À quelques jours du grand meeting dont il est le protagoniste, ce samedi midi à Perpignan, l’ex président de la Generalitat de Catalogne a répondu aux questions de L’Indépendant, depuis Strasbourg et par écrans interposés. Plus de deux ans après avoir quitté Gérone pour la Belgique, Carles Puigdemont considère qu’il foulera samedi “le sol catalan”.
L’Indépendant : Que représente pour vous cette visite à Perpignan, sur un plan personnel ?
Carles Puigdemont : Pour moi, c’est comme d’être à la maison. Dernièrement, je m’y suis rendu en tant que maire et en tant que président de la Generalitat. Lors de ma dernière visite, j’avais visité l’exposition Picasso (au musée Rigaud, NDLR). Ce samedi est un rendez-vous particulièrement important sur le plan émotionnel. Ce sera la première fois que je verrai ma mère depuis mon départ en exil, le jour de la Sant Narcís (le 29 octobre 2017, NDLR).
Ce vendredi soir, la veille du meeting, l’USAP joue à Aimé-Giral. Confirmez-vous avoir été invité au match ? Y assisterez-vous ?
J’ai effectivement été invité à l’USAP mais je ne peux pas vous dire si j’y serai ou pas car tout cela est géré par mon équipe.
Comme de nombreux manifestants qui ont déjà réservé leur hôtel, vous-même serez donc bien présent dès vendredi sur notre territoire ?
Oui… Enfin, ce n’est pas moi qui m’occupe des détails logistiques mais nous voulons être présents samedi le plus frais possible.
Que pouvez-vous dire sur l’équipe qui vous a servi de relais à Perpignan ?
Pour organiser cet acte nous nous sommes beaucoup appuyés sur le soutien du Consell per la República. Pour des raisons de sécurité, nous avons tout fait pour que l’organisation soit la plus discrète et sûre possible. Les gens engagés dans les détails les plus critiques de l’organisation sont peu nombreux. Nous voulons que tout se passe bien et que cet acte laisse de bons souvenirs en Catalogne nord.

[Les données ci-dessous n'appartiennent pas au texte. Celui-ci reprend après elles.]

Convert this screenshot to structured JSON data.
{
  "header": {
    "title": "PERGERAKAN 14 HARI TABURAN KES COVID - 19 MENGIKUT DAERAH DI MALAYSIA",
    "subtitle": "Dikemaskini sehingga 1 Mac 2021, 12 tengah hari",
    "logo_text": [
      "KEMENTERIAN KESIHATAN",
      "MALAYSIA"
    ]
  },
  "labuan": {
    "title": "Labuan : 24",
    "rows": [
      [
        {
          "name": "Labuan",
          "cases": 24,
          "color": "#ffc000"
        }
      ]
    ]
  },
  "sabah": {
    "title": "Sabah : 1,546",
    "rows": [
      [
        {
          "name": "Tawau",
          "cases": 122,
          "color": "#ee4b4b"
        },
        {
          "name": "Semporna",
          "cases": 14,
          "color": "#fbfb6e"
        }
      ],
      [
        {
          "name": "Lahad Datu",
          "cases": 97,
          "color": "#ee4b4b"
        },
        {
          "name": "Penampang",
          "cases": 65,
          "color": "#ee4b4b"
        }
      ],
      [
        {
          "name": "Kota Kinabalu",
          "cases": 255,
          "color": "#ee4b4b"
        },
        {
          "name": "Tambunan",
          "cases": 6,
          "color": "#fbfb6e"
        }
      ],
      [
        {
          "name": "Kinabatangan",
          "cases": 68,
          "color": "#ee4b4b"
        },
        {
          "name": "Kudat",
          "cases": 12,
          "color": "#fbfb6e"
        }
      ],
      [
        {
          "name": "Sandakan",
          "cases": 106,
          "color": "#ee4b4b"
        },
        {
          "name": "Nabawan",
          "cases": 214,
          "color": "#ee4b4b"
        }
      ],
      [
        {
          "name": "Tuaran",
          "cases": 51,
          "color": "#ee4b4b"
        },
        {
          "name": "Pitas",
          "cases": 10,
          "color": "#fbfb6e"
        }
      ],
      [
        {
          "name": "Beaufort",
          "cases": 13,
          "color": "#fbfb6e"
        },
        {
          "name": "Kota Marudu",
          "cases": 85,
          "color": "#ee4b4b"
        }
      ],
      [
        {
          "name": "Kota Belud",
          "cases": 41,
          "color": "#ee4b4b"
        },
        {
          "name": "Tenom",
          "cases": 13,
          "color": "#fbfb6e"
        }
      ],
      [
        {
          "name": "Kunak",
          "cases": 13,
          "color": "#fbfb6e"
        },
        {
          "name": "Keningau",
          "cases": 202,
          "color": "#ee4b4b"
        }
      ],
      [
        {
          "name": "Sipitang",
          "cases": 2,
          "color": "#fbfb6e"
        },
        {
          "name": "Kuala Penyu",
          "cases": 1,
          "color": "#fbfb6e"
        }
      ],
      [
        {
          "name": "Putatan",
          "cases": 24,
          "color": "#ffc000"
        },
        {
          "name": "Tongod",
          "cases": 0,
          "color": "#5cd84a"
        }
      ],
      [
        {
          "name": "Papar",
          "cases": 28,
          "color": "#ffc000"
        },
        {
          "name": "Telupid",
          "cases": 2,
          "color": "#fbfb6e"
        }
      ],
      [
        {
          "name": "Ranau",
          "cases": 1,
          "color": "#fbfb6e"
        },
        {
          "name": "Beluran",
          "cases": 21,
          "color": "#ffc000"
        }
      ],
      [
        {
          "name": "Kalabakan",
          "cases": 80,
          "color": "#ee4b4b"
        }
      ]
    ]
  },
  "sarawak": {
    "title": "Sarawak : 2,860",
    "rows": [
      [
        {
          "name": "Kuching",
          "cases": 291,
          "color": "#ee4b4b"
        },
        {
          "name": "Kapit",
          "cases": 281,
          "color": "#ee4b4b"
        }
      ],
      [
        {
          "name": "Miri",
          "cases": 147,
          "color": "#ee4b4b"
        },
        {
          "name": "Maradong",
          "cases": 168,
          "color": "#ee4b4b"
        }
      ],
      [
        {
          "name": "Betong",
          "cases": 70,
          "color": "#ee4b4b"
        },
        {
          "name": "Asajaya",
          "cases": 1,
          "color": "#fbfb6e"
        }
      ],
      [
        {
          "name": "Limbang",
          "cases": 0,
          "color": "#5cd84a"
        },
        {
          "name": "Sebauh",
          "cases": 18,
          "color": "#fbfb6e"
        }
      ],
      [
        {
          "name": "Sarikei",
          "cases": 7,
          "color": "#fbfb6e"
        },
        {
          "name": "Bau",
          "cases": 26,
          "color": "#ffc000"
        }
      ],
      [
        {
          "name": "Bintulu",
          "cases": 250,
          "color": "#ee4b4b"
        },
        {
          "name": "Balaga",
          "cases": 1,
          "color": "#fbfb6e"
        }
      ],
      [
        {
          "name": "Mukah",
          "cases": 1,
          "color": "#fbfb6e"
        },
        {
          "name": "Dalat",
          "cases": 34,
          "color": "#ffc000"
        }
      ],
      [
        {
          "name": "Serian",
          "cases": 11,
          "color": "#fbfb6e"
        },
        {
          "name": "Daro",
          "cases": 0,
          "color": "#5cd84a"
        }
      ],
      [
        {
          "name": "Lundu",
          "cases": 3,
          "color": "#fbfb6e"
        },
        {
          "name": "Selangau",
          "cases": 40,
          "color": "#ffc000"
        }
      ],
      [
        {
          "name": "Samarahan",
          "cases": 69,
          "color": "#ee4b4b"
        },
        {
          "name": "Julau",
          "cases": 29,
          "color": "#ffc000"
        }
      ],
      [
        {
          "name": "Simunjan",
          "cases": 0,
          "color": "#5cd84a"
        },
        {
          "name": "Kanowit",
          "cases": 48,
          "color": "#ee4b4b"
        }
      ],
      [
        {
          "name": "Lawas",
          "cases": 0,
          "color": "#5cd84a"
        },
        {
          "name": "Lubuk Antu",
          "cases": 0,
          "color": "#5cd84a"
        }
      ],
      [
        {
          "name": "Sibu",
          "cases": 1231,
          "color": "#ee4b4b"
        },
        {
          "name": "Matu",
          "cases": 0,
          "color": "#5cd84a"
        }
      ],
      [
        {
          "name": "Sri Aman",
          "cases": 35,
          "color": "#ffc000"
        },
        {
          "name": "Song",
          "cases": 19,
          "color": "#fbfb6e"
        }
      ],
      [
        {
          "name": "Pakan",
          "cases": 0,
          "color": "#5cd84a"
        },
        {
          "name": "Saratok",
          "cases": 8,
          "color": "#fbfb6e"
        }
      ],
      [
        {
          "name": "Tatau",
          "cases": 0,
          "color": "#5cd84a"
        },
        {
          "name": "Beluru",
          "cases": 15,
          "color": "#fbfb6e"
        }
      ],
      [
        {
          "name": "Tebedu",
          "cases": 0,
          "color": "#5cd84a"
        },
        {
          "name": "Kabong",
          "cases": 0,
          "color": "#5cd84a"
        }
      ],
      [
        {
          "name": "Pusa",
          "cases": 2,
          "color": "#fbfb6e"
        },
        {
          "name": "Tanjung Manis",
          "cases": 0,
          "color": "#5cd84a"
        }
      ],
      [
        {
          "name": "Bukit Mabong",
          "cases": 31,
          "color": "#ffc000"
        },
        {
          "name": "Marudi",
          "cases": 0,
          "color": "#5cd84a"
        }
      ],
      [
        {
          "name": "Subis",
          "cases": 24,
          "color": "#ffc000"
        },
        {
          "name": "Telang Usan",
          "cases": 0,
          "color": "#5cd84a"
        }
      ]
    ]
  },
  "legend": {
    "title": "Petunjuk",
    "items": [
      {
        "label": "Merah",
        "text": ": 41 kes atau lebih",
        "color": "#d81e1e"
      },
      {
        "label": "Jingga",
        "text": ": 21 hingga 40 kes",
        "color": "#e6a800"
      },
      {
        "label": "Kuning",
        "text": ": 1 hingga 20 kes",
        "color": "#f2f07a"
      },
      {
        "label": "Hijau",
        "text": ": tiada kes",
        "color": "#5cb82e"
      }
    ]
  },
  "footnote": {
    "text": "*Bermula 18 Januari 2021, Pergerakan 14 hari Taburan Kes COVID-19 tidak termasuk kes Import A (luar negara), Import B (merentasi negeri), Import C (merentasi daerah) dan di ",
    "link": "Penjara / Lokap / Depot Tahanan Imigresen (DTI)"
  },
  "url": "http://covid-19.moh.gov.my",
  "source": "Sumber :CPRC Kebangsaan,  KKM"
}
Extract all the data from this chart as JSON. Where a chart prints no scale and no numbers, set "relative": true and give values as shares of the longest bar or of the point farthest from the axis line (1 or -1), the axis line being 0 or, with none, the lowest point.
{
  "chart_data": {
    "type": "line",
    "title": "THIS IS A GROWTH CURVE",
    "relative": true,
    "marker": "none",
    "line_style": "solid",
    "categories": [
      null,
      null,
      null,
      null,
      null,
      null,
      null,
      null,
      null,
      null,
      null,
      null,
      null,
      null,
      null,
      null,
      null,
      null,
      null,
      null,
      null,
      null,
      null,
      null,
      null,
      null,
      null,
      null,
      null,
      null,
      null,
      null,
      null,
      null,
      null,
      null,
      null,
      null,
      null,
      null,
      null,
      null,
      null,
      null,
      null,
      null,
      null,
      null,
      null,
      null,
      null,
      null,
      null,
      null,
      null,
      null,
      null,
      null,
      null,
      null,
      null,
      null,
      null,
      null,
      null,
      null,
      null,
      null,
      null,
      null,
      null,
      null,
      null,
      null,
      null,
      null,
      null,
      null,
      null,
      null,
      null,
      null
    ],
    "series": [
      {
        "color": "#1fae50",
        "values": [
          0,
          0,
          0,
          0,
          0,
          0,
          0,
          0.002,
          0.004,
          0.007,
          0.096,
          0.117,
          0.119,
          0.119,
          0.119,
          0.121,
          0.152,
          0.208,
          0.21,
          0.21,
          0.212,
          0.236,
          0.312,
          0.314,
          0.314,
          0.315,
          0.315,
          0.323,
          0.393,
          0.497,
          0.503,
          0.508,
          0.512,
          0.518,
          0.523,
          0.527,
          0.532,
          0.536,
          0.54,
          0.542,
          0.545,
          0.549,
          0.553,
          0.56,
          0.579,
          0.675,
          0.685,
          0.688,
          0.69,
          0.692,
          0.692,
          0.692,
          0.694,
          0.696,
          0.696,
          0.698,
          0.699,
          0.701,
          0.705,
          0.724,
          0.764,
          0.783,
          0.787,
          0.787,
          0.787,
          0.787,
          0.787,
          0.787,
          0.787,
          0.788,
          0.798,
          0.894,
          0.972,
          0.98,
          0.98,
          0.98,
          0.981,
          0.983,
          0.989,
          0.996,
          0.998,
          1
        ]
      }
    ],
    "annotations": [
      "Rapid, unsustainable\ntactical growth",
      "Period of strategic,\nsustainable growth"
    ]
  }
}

En quoi ce meeting est-il exceptionnel à vos yeux ?
Il n’y a pas eu autant de personnes (du sud, NDLR) réunies en Catalogne nord depuis la Retirada. Gérer des dizaines de milliers de personnes dans un territoire qui n’est pas habitué à cela, c’est un risque et un défi pour tout le monde. Nous souhaitons donc travailler main dans la main avec les institutions locales. Tout va bien se passer car il y a une tradition de la mobilisation en Catalogne. Tous les ans depuis 2012, nous organisons les manifestations les plus massives d’Europe sans aucun incident. Que tout le monde se rassure : ce sera une fête.
En dehors des solidarités militantes, certaines personnalités politiques locales se sont montrées favorables à votre visite. C’est le cas du maire de Perpignan, Jean-Marc Pujol, qui a même évoqué une relation privilégiée avec vous… Est-ce vraiment le cas ?
J’ai toujours eu de bonnes relations avec lui et je me satisfais des paroles qu’il a eues, comme de celles de nombreuses personnalités politiques de la Catalogne nord. Au-delà des opinions politiques personnelles de chacun, il existe des valeurs républicaines très solides. Les personnalités qui se prononcent le font avant tout contre une aberration : la présence de prisonniers politiques et d’exilés au sein de l’Europe.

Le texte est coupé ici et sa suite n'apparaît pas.